Alum experiment

The lovely folks over at Natural Dye Education FB group, mostly the group’s fearless leader from Mamie’s Schoolhouse, put forth a challenge after watching a talk at the Natural Dye conference in 2020/2021 about alum not being absorbed out of the water quite as much as we think, and so clearly we had to try it. If you want to read about the results from the whole group, she has a collective blog post about it.

The premise was to use 7 identical skeins of wool, and one pot of mordant water. That water held 7% wof (weight of dry fibre) of but a single skein. So the first skein of wool into the mordant bath got a full dose of alum. Then, without topping up any alum in that pot, the next six were mordanted (and labelled!) in succession. So, in theory, we would have no alum left.. somewhere in that chain. All 7 then went into a dyepot, all at the same time, such that they would get the same dye exposure and show up where the alum stopped. So the theory went. It was left up to the dyer on what dye they wanted to use, but alum and wool were consistent for all of us.

This is not spaghetti.

I used madder (because of course I did), and had dug up some bulky weight wool yarn out of the depths of the stash, each 55g. (Except for the 2 that I mismeasured and ended up 65g. whoops.) So because my skeins were (mostly) 55g, a mere 3.85g of alum went into that giant pot of water. I kept each skein at a simmer for about an hour, and then hauled it out hot and let it cool, unrinsed. Eventually there was a giant pile of damp wool.
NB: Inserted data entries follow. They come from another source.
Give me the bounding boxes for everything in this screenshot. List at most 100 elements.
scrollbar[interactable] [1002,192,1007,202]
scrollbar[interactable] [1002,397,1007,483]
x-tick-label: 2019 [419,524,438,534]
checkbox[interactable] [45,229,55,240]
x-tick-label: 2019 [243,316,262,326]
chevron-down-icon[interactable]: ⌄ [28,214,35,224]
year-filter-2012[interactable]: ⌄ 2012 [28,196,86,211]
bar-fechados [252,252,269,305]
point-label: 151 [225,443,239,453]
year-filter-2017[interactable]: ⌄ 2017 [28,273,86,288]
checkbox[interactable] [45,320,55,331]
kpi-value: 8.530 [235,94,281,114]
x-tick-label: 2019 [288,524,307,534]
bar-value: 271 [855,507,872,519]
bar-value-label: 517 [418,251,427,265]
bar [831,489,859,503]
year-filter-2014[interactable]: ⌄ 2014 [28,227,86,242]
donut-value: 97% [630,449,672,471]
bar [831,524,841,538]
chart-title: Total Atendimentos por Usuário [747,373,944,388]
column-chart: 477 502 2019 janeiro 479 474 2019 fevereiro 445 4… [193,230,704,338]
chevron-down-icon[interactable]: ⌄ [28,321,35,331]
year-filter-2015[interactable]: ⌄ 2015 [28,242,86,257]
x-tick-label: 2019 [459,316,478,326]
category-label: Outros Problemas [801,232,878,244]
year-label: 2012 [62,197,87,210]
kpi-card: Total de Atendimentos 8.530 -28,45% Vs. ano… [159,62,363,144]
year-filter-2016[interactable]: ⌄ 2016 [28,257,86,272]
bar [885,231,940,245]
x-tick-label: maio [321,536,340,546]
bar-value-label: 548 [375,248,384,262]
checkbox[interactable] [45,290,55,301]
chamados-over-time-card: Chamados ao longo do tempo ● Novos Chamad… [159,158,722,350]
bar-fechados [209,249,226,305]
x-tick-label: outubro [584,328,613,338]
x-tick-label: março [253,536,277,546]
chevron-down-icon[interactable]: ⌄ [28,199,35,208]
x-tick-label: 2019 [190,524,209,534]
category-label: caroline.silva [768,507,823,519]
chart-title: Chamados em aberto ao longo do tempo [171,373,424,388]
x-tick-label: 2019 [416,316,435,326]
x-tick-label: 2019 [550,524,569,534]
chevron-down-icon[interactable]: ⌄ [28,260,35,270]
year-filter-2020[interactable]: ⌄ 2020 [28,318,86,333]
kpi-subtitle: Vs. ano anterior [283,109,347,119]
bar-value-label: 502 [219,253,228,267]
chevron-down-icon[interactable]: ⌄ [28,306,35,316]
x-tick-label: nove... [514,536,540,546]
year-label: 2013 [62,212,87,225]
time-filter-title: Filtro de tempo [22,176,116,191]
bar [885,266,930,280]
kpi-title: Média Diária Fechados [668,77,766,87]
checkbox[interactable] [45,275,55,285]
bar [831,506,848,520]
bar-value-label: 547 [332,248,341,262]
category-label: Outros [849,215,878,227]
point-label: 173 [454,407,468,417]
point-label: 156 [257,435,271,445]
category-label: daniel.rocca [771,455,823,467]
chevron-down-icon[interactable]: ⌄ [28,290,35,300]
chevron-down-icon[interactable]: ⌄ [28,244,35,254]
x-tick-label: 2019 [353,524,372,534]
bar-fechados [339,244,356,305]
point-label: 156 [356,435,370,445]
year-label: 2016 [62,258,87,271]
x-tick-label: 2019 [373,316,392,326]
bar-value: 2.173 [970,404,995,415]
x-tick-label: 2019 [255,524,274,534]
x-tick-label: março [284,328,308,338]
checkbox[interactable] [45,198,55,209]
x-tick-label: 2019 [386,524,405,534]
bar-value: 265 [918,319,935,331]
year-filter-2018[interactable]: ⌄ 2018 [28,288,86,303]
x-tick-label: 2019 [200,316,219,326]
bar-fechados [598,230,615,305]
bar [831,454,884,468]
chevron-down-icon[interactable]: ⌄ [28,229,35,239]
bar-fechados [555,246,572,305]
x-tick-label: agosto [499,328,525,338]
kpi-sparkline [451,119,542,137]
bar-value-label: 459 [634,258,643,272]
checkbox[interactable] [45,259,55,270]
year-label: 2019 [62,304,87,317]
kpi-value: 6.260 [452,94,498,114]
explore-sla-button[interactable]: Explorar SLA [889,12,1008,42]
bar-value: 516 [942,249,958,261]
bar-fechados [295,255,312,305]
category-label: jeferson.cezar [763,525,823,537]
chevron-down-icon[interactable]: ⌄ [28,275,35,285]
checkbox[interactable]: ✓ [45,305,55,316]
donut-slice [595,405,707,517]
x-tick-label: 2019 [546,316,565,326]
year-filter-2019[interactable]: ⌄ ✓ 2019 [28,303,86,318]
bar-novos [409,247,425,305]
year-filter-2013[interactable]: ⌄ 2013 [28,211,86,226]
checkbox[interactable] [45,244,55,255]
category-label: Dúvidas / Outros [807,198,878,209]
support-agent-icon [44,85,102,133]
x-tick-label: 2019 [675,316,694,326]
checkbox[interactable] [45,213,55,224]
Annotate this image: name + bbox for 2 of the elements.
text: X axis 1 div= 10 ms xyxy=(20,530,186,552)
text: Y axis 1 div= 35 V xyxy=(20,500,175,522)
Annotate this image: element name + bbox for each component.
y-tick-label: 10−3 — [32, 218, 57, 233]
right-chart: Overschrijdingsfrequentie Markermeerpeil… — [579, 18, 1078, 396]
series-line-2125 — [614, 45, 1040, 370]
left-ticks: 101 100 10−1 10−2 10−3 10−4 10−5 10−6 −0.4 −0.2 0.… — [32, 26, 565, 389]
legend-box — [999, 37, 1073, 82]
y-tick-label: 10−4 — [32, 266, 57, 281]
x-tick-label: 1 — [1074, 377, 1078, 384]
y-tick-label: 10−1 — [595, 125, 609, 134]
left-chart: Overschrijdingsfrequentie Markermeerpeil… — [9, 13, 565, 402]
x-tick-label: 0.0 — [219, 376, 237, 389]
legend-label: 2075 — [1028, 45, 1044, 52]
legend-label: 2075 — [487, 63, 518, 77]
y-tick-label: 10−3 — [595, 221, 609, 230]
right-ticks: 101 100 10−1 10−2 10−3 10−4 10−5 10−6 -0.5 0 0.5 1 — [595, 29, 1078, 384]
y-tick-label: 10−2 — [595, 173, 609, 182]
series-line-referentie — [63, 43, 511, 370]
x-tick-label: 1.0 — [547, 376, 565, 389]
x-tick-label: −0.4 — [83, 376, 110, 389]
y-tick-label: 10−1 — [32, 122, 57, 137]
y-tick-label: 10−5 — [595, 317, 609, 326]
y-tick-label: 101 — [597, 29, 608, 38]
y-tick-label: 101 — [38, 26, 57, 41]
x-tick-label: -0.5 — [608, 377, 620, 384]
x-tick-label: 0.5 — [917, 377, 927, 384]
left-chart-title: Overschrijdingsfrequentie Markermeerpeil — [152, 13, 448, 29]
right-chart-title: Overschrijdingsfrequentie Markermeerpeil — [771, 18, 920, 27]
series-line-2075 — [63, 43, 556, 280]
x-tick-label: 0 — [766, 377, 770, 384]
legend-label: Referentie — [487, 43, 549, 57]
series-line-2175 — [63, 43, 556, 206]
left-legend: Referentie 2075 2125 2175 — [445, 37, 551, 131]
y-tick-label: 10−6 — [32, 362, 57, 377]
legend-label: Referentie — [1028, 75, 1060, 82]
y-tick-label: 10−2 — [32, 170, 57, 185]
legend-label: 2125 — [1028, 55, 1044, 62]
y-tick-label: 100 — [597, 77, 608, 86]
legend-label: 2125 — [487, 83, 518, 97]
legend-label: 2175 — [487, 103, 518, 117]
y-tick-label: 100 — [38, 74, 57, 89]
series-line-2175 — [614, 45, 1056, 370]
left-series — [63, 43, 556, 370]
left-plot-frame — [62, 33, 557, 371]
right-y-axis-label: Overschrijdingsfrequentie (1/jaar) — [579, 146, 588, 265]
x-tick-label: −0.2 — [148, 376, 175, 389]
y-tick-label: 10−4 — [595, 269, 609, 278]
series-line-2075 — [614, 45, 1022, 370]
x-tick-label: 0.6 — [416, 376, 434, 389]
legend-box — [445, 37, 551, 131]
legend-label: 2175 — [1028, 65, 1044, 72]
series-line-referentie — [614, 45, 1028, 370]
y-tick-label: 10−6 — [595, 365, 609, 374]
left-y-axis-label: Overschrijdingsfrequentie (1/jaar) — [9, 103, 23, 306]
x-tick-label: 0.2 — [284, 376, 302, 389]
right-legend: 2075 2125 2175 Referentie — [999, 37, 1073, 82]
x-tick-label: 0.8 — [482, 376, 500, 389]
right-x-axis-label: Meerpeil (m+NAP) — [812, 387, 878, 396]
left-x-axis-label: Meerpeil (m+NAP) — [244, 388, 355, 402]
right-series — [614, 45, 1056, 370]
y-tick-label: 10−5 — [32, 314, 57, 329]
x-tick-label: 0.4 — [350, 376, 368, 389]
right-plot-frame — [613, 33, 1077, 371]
Cleaned out pot and and fresh water and in went 100g of madder. I had a grand plan of containing it in a little cloth bag so I didn’t have to rinse out madder dust for days, but my bag wasn’t big enough once the madder started expanding on getting wet, so that was abandoned early and I resigned myself to a million rinses later. (Dear Future Me: When you do this again, let the skeins dry after you pull them out and then whap them on the deck railing a whole lot to get most of the madder out that way. You’ll be much happier, you’re welcome.) That sat on the stove at not quite a simmer, about 70 – 80C for a couple of hours.

Top: Most Alum Bottom: Least Alum (plus bonus silk skein)

In goes all 7 skeins at once, and those got to sit around at not quite a simmer (80 – 90C) for another couple of hours before the heat got turned off and everyone went to bed. The skeins in the dyepot, and me.. well.. in bed. Next morning, rinse (and rinse and rinse and rinse and rinse) and plot what else is going in that pot of still dark red dye liquour. The exciting thing here is that in spite of there being successively less and less alum on these skeins, my 7 skeins are functionally identical. Now, madder is a dye that will take without a mordant, but not usually quite this dark and strong, so clearly more experimenting is required. (Oh /darn/, I’ll have to do more dye work. Such a tragedy. 😉 )

Well! I have more of that stash wool, so I grabbed another 600g of it, got that mordanted up (10% ish) and in it went to the same dye bath as the last batch. The madder bath was on a roll! The first 300g were still pretty solid colours, but by the last 300g I was getting pretty pale pinks and I was not in the mood to slowly simmer it down enough to bother storing it, so I called it there. Currently the big bulky wool is telling me it would like to be a stripy big thick sweater, but we’ll see how long that lasts. I’m not very good at using up the bulky yarn in my life, although I better start using up more of my dyed yarn, or I’ll be overrun!